Maximum likelihood phylogenetic trees of complete capulavirus genome nucleotide sequences, capulavirus replication-associated protein (Rep) amino acid sequences and capulavirus capsid protein (CP) amino acid sequences. The trees are rooted with representative sequences of each of the seven other known geminivirus genera. Branches with less than 80% approximate likelihood ratio test support have been collapsed

The Rep of PlLV shares 64-74% amino acid identity with those of other capulaviruses (Supplementary Figure 2) and 29-45% with those of other geminiviruses. The CP of PlLV shares 46-53% amino acid identity (Supplementary Figure 3) with those of other capulaviruses and 20-24% with those of other geminiviruses.
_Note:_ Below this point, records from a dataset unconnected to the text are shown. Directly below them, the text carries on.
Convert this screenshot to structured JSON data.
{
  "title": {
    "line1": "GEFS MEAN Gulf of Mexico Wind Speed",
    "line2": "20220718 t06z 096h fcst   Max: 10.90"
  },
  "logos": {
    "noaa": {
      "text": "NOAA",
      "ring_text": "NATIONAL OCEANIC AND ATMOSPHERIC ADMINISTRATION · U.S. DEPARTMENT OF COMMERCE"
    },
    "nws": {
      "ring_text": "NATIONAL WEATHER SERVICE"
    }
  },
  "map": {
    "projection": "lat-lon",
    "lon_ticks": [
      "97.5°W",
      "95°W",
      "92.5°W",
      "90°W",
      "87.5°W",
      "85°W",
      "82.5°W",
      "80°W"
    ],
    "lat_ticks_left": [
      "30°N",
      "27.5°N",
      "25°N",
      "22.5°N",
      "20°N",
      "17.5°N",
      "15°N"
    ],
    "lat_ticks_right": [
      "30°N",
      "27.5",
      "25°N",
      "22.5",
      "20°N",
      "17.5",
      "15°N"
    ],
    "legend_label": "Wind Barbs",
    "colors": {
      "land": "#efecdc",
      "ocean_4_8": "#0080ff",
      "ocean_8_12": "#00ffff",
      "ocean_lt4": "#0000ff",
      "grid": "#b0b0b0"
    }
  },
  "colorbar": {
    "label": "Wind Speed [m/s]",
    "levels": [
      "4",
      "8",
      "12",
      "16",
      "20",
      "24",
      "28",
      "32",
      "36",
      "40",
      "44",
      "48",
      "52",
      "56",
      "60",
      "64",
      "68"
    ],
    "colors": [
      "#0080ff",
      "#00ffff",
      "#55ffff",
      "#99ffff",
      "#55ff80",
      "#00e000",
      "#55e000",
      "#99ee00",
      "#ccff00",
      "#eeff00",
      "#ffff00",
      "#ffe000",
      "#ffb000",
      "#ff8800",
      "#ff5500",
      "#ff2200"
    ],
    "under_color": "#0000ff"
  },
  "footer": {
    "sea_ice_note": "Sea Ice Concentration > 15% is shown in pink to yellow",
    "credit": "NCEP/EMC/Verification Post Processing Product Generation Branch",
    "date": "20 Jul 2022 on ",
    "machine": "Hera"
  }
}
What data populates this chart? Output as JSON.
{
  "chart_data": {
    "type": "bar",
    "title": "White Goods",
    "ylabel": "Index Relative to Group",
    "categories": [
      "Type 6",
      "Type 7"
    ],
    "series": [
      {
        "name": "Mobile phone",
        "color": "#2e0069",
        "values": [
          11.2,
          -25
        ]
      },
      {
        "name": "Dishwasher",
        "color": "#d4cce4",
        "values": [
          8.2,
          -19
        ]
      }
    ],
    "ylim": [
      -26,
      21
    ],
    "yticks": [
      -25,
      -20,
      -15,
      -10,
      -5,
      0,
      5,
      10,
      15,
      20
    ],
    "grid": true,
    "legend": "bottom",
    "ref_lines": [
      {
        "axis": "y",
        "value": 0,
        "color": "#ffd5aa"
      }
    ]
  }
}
We therefore conclude that these PlLV should be considered as isolates of a novel capulavirus species. Furthermore we suggest both that, as with ALCV, it may also be aphid transmitted, and that, as with EcmLV, its genomes may be encapsidated in twinned icosahedral virions [17]. The discovery of PlLV extends the known geographical and host-ranges of capulaviruses and reinforces the possibility raised in other plant virus metagenomics studies [4, 17] that, in the Eastern hemisphere at least, members of this new geminivirus genus may be as prevalent in the environment as begomoviruses or mastreviruses: viruses belonging to the two most thoroughly sampled geminivirus genera. The reason they may have evaded detection for so long could simply be that, as appears to be the case with EcmLV and PlLV, they might predominantly cause asymptomatic infections in their natural hosts.